I know I can use it on the host OS, I need to use it inside a VM, using GPU passthrough, and so far I haven’t been able to do that. Drivers were installed and modules were loaded ok (on Debian trixie/testing). I could even call nvitop, but as soon as I tried running actual software it would just throw multiple PCI errors both on host kernel and guest. I tried a 4060.
hmm, that is puzzling. Automakers use it in VMs I think using virtio-gpu without issue.
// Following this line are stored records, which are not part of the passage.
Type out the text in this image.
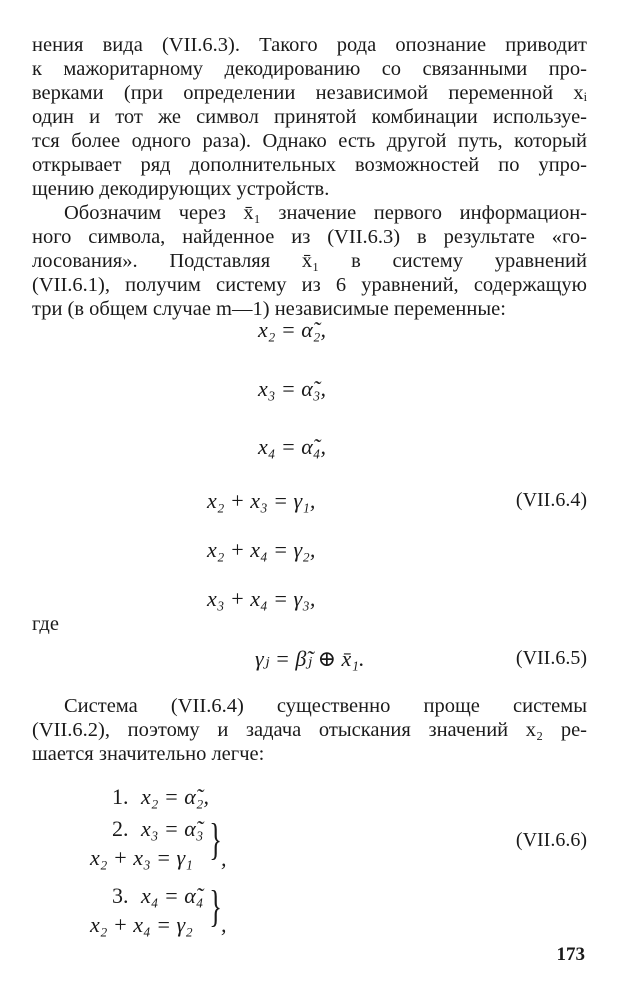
нения вида (VII.6.3). Такого рода опознание приводит
к мажоритарному декодированию со связанными про-
верками (при определении независимой переменной xᵢ
один и тот же символ принятой комбинации используе-
тся более одного раза). Однако есть другой путь, который
открывает ряд дополнительных возможностей по упро-
щению декодирующих устройств.
Обозначим через x̄₁ значение первого информацион-
ного символа, найденное из (VII.6.3) в результате «го-
лосования». Подставляя x̄₁ в систему уравнений
(VII.6.1), получим систему из 6 уравнений, содержащую
три (в общем случае m—1) независимые переменные:
x₂ = α̃₂,
x₃ = α̃₃,
x₄ = α̃₄,
x₂ + x₃ = γ₁,	(VII.6.4)
x₂ + x₄ = γ₂,
x₃ + x₄ = γ₃,
где
γⱼ = β̃ⱼ ⊕ x̄₁.	(VII.6.5)
Система (VII.6.4) существенно проще системы
(VII.6.2), поэтому и задача отыскания значений x₂ ре-
шается значительно легче:
1. x₂ = α̃₂,
2. x₃ = α̃₃
x₂ + x₃ = γ₁ } ,
(VII.6.6)
3. x₄ = α̃₄
x₂ + x₄ = γ₂ } ,
173
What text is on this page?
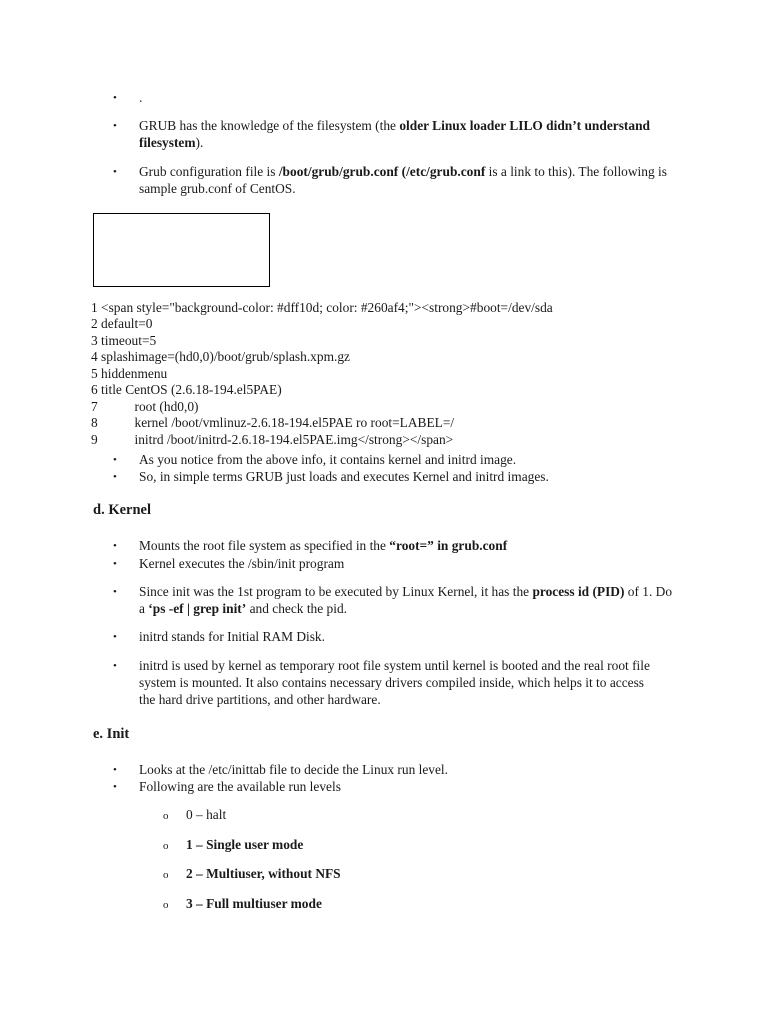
• .
• GRUB has the knowledge of the filesystem (the older Linux loader LILO didn’t understand filesystem).
• Grub configuration file is /boot/grub/grub.conf (/etc/grub.conf is a link to this). The following is sample grub.conf of CentOS.
1 <span style="background-color: #dff10d; color: #260af4;"><strong>#boot=/dev/sda
2 default=0
3 timeout=5
4 splashimage=(hd0,0)/boot/grub/splash.xpm.gz
5 hiddenmenu
6 title CentOS (2.6.18-194.el5PAE)
7           root (hd0,0)
8           kernel /boot/vmlinuz-2.6.18-194.el5PAE ro root=LABEL=/
9           initrd /boot/initrd-2.6.18-194.el5PAE.img</strong></span>
• As you notice from the above info, it contains kernel and initrd image.
• So, in simple terms GRUB just loads and executes Kernel and initrd images.
d. Kernel
• Mounts the root file system as specified in the “root=” in grub.conf
• Kernel executes the /sbin/init program
• Since init was the 1st program to be executed by Linux Kernel, it has the process id (PID) of 1. Do a ‘ps -ef | grep init’ and check the pid.
• initrd stands for Initial RAM Disk.
• initrd is used by kernel as temporary root file system until kernel is booted and the real root file system is mounted. It also contains necessary drivers compiled inside, which helps it to access the hard drive partitions, and other hardware.
e. Init
• Looks at the /etc/inittab file to decide the Linux run level.
• Following are the available run levels
o 0 – halt
o 1 – Single user mode
o 2 – Multiuser, without NFS
o 3 – Full multiuser mode
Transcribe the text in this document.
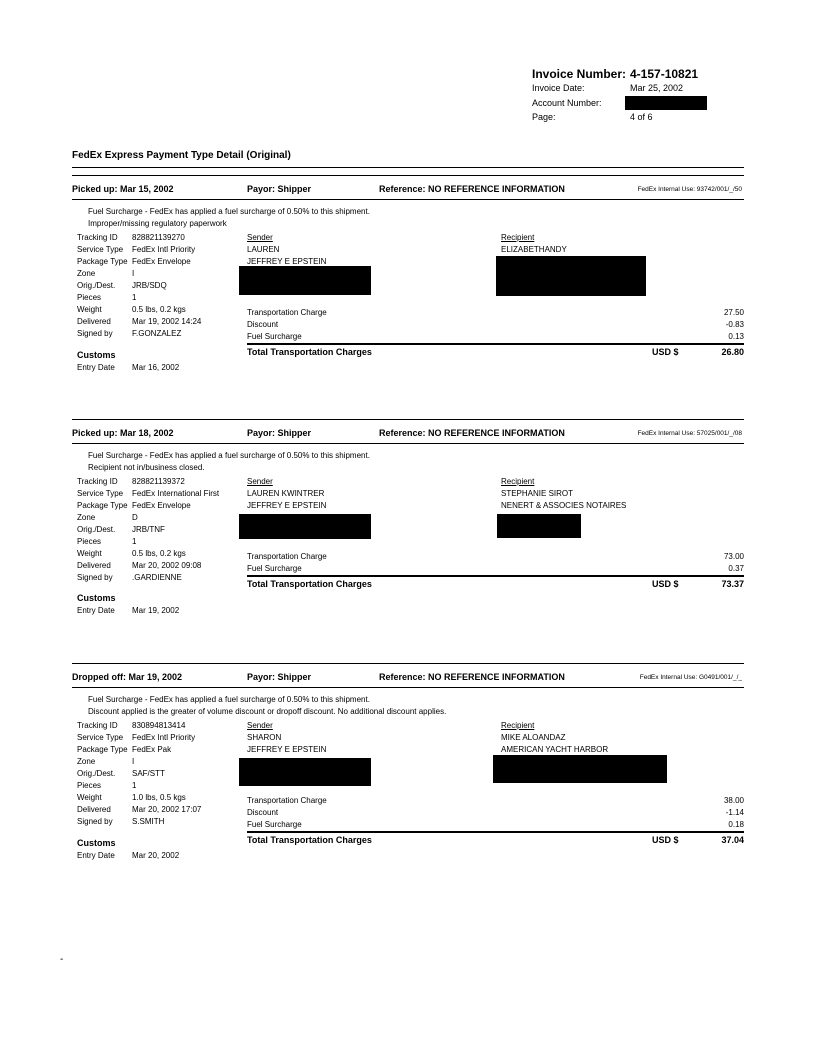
Invoice Number: 4-157-10821
Invoice Date:	Mar 25, 2002
Account Number:
Page:	4 of 6
FedEx Express Payment Type Detail (Original)
Picked up: Mar 15, 2002	Payor: Shipper	Reference: NO REFERENCE INFORMATION	FedEx Internal Use: 93742/001/_/50
Fuel Surcharge - FedEx has applied a fuel surcharge of 0.50% to this shipment.
Improper/missing regulatory paperwork
Tracking ID 828821139270
Service Type FedEx Intl Priority
Package Type FedEx Envelope
Zone	I
Orig./Dest. JRB/SDQ
Pieces	1
Weight	0.5 lbs, 0.2 kgs
Delivered	Mar 19, 2002 14:24
Signed by F.GONZALEZ
Sender
LAUREN
JEFFREY E EPSTEIN
Recipient
ELIZABETHANDY
Transportation Charge	27.50
Discount	-0.83
Fuel Surcharge	0.13
Total Transportation Charges	USD $	26.80
Customs
Entry Date Mar 16, 2002
Picked up: Mar 18, 2002	Payor: Shipper	Reference: NO REFERENCE INFORMATION	FedEx Internal Use: 57025/001/_/08
Fuel Surcharge - FedEx has applied a fuel surcharge of 0.50% to this shipment.
Recipient not in/business closed.
Tracking ID 828821139372
Service Type FedEx International First
Package Type FedEx Envelope
Zone	D
Orig./Dest. JRB/TNF
Pieces	1
Weight	0.5 lbs, 0.2 kgs
Delivered	Mar 20, 2002 09:08
Signed by .GARDIENNE
Sender
LAUREN KWINTRER
JEFFREY E EPSTEIN
Recipient
STEPHANIE SIROT
NENERT & ASSOCIES NOTAIRES
Transportation Charge	73.00
Fuel Surcharge	0.37
Total Transportation Charges	USD $	73.37
Customs
Entry Date Mar 19, 2002
Dropped off: Mar 19, 2002	Payor: Shipper	Reference: NO REFERENCE INFORMATION	FedEx Internal Use: G0491/001/_/_
Fuel Surcharge - FedEx has applied a fuel surcharge of 0.50% to this shipment.
Discount applied is the greater of volume discount or dropoff discount. No additional discount applies.
Tracking ID 830894813414
Service Type FedEx Intl Priority
Package Type FedEx Pak
Zone	I
Orig./Dest. SAF/STT
Pieces	1
Weight	1.0 lbs, 0.5 kgs
Delivered	Mar 20, 2002 17:07
Signed by S.SMITH
Sender
SHARON
JEFFREY E EPSTEIN
Recipient
MIKE ALOANDAZ
AMERICAN YACHT HARBOR
Transportation Charge	38.00
Discount	-1.14
Fuel Surcharge	0.18
Total Transportation Charges	USD $	37.04
Customs
Entry Date Mar 20, 2002
-
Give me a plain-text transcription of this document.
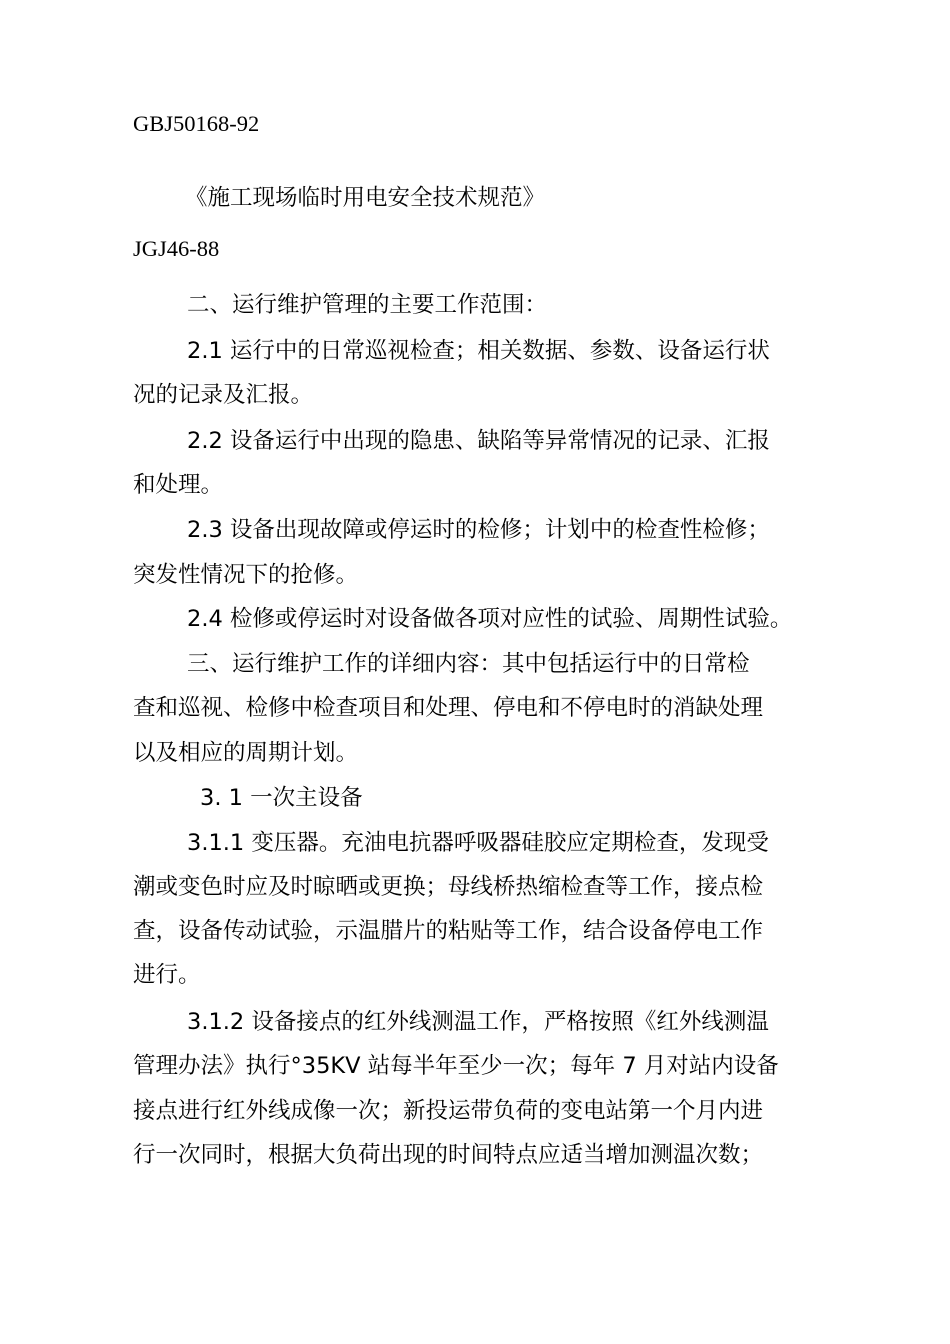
GBJ50168-92
《施工现场临时用电安全技术规范》
JGJ46-88
二、运行维护管理的主要工作范围：
2.1 运行中的日常巡视检查；相关数据、参数、设备运行状
况的记录及汇报。
2.2 设备运行中出现的隐患、缺陷等异常情况的记录、汇报
和处理。
2.3 设备出现故障或停运时的检修；计划中的检查性检修；
突发性情况下的抢修。
2.4 检修或停运时对设备做各项对应性的试验、周期性试验。
三、运行维护工作的详细内容：其中包括运行中的日常检
查和巡视、检修中检查项目和处理、停电和不停电时的消缺处理
以及相应的周期计划。
3. 1 一次主设备
3.1.1 变压器。充油电抗器呼吸器硅胶应定期检查，发现受
潮或变色时应及时晾晒或更换；母线桥热缩检查等工作，接点检
查，设备传动试验，示温腊片的粘贴等工作，结合设备停电工作
进行。
3.1.2 设备接点的红外线测温工作，严格按照《红外线测温
管理办法》执行°35KV 站每半年至少一次；每年 7 月对站内设备
接点进行红外线成像一次；新投运带负荷的变电站第一个月内进
行一次同时，根据大负荷出现的时间特点应适当增加测温次数；
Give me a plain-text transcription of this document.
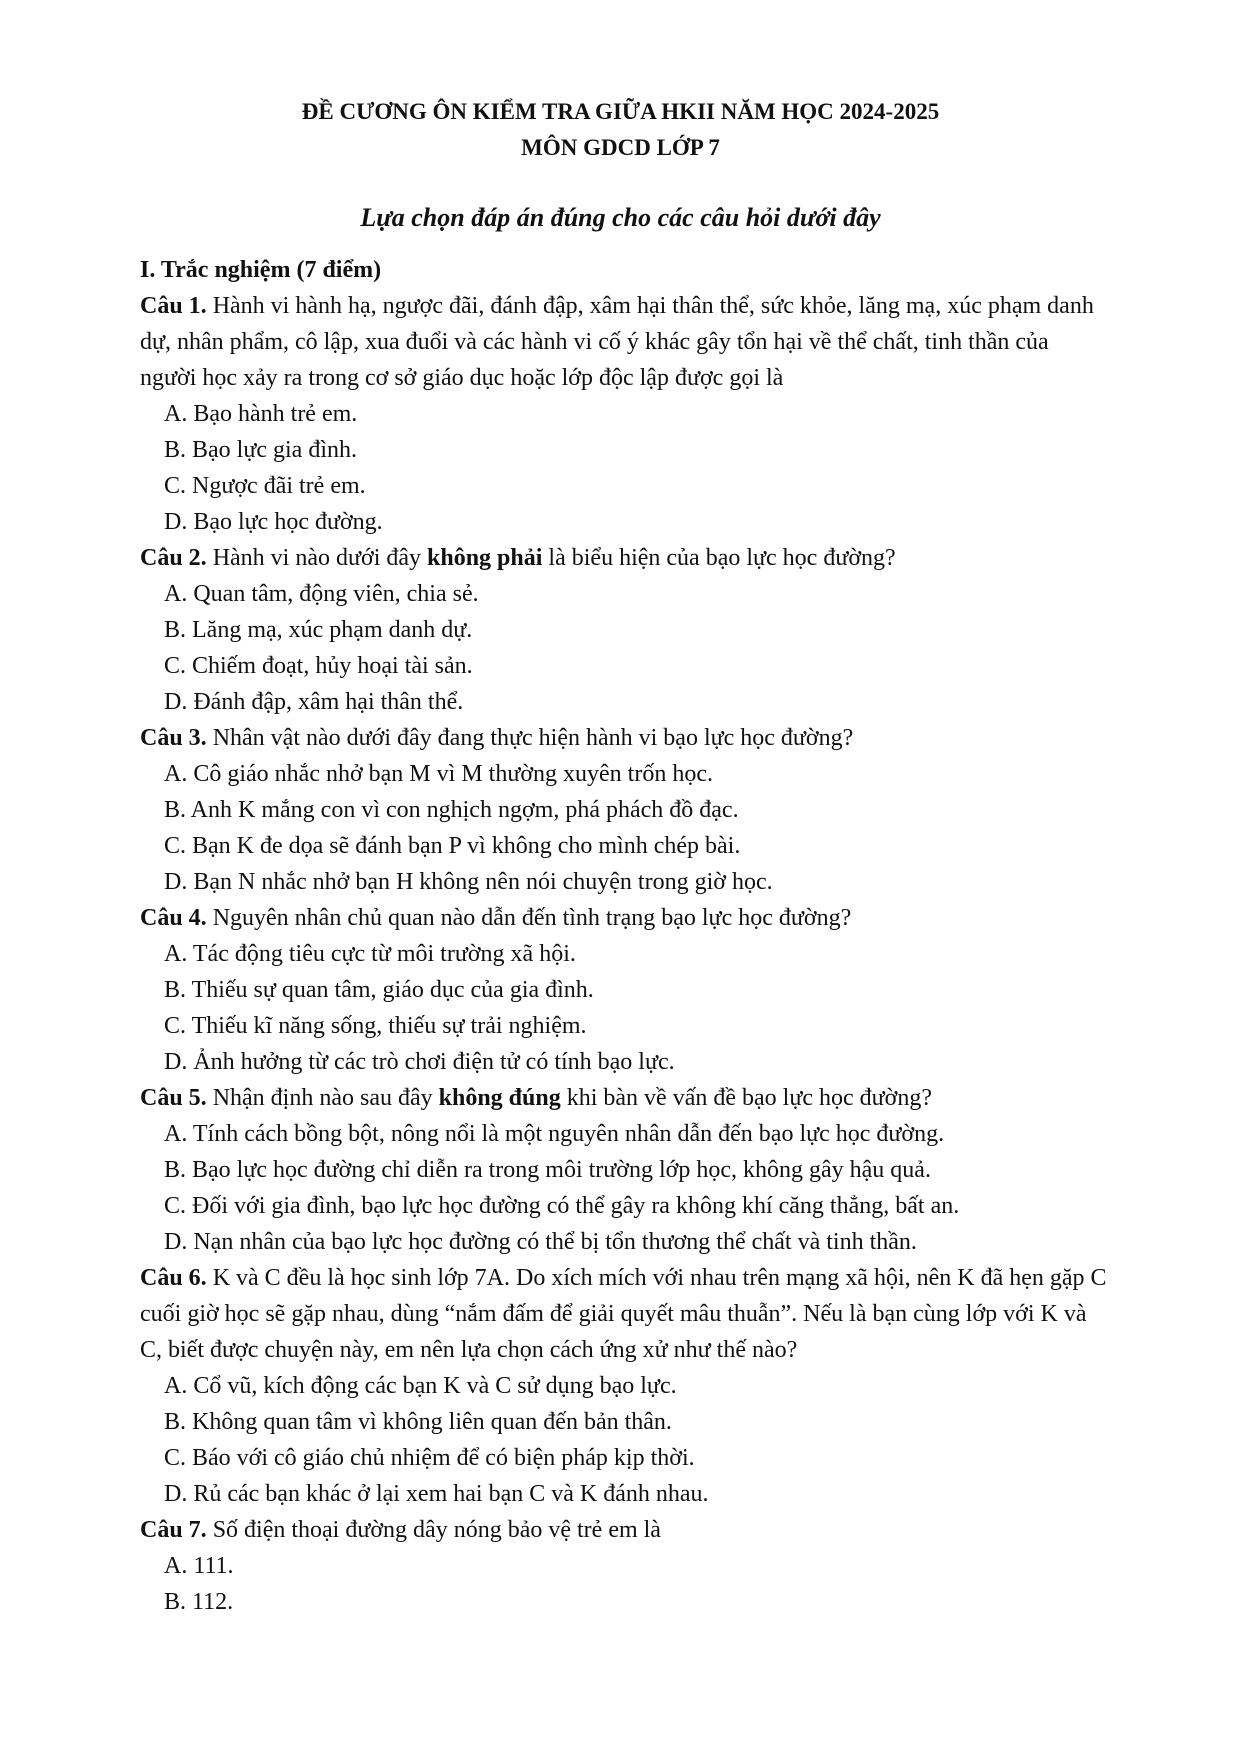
ĐỀ CƯƠNG ÔN KIỂM TRA GIỮA HKII NĂM HỌC 2024-2025

MÔN GDCD LỚP 7

Lựa chọn đáp án đúng cho các câu hỏi dưới đây

I. Trắc nghiệm (7 điểm)

Câu 1. Hành vi hành hạ, ngược đãi, đánh đập, xâm hại thân thể, sức khỏe, lăng mạ, xúc phạm danh dự, nhân phẩm, cô lập, xua đuổi và các hành vi cố ý khác gây tổn hại về thể chất, tinh thần của người học xảy ra trong cơ sở giáo dục hoặc lớp độc lập được gọi là

A. Bạo hành trẻ em.

B. Bạo lực gia đình.

C. Ngược đãi trẻ em.

D. Bạo lực học đường.

Câu 2. Hành vi nào dưới đây không phải là biểu hiện của bạo lực học đường?

A. Quan tâm, động viên, chia sẻ.

B. Lăng mạ, xúc phạm danh dự.

C. Chiếm đoạt, hủy hoại tài sản.

D. Đánh đập, xâm hại thân thể.

Câu 3. Nhân vật nào dưới đây đang thực hiện hành vi bạo lực học đường?

A. Cô giáo nhắc nhở bạn M vì M thường xuyên trốn học.

B. Anh K mắng con vì con nghịch ngợm, phá phách đồ đạc.

C. Bạn K đe dọa sẽ đánh bạn P vì không cho mình chép bài.

D. Bạn N nhắc nhở bạn H không nên nói chuyện trong giờ học.

Câu 4. Nguyên nhân chủ quan nào dẫn đến tình trạng bạo lực học đường?

A. Tác động tiêu cực từ môi trường xã hội.

B. Thiếu sự quan tâm, giáo dục của gia đình.

C. Thiếu kĩ năng sống, thiếu sự trải nghiệm.

D. Ảnh hưởng từ các trò chơi điện tử có tính bạo lực.

Câu 5. Nhận định nào sau đây không đúng khi bàn về vấn đề bạo lực học đường?

A. Tính cách bồng bột, nông nổi là một nguyên nhân dẫn đến bạo lực học đường.

B. Bạo lực học đường chỉ diễn ra trong môi trường lớp học, không gây hậu quả.

C. Đối với gia đình, bạo lực học đường có thể gây ra không khí căng thẳng, bất an.

D. Nạn nhân của bạo lực học đường có thể bị tổn thương thể chất và tinh thần.

Câu 6. K và C đều là học sinh lớp 7A. Do xích mích với nhau trên mạng xã hội, nên K đã hẹn gặp C cuối giờ học sẽ gặp nhau, dùng “nắm đấm để giải quyết mâu thuẫn”. Nếu là bạn cùng lớp với K và C, biết được chuyện này, em nên lựa chọn cách ứng xử như thế nào?

A. Cổ vũ, kích động các bạn K và C sử dụng bạo lực.

B. Không quan tâm vì không liên quan đến bản thân.

C. Báo với cô giáo chủ nhiệm để có biện pháp kịp thời.

D. Rủ các bạn khác ở lại xem hai bạn C và K đánh nhau.

Câu 7. Số điện thoại đường dây nóng bảo vệ trẻ em là

A. 111.

B. 112.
Maybe start a topic and share details for us to sort it with you. @bexcran
Just try to run GPU passthrough on my VM, everything is ok.
Tried to run ollama model inside VM, and there is no problem.
Host: Altrad8dud + AltraMax
GPU: NV 4080 16G
Host OS: ubuntu 22.04 + HWE kernel
Guest OS: ubuntu 22.04 default kenel
If you see Nvidia device in the VM but cannot install Nvidia driver, just disable secure boot option in UEFI.
Tested on RTX A4000, works well on Ubuntu 22.04, 24.04 server and desktop. For 24.04 desktop it’s a bit tricky, but doable to make it working from Ubuntu iso.
Don’t know if any of you have noticed but there are NVidia kernels. Like linux-image-6.5.0-31-nvidia, 6.8.0-1009-nvidia and -64k as well as 6.11.0-1003-nvidia and -64k.
There are more, but I have tested only 3 mentioned above.
Now on 6.11.0-1003-nvidia-64k, with CUDA toolkit 12.8, so far works well, nevertheless I didn’t perform any more in depth testing. Ollama with DeepSeek-R1 32B, works, a bit slow “thinking”, but that’s the issue with 16GB VRAM. Waiting for RTX 6000 Blackwell with as they are saying 96GB VRAM :).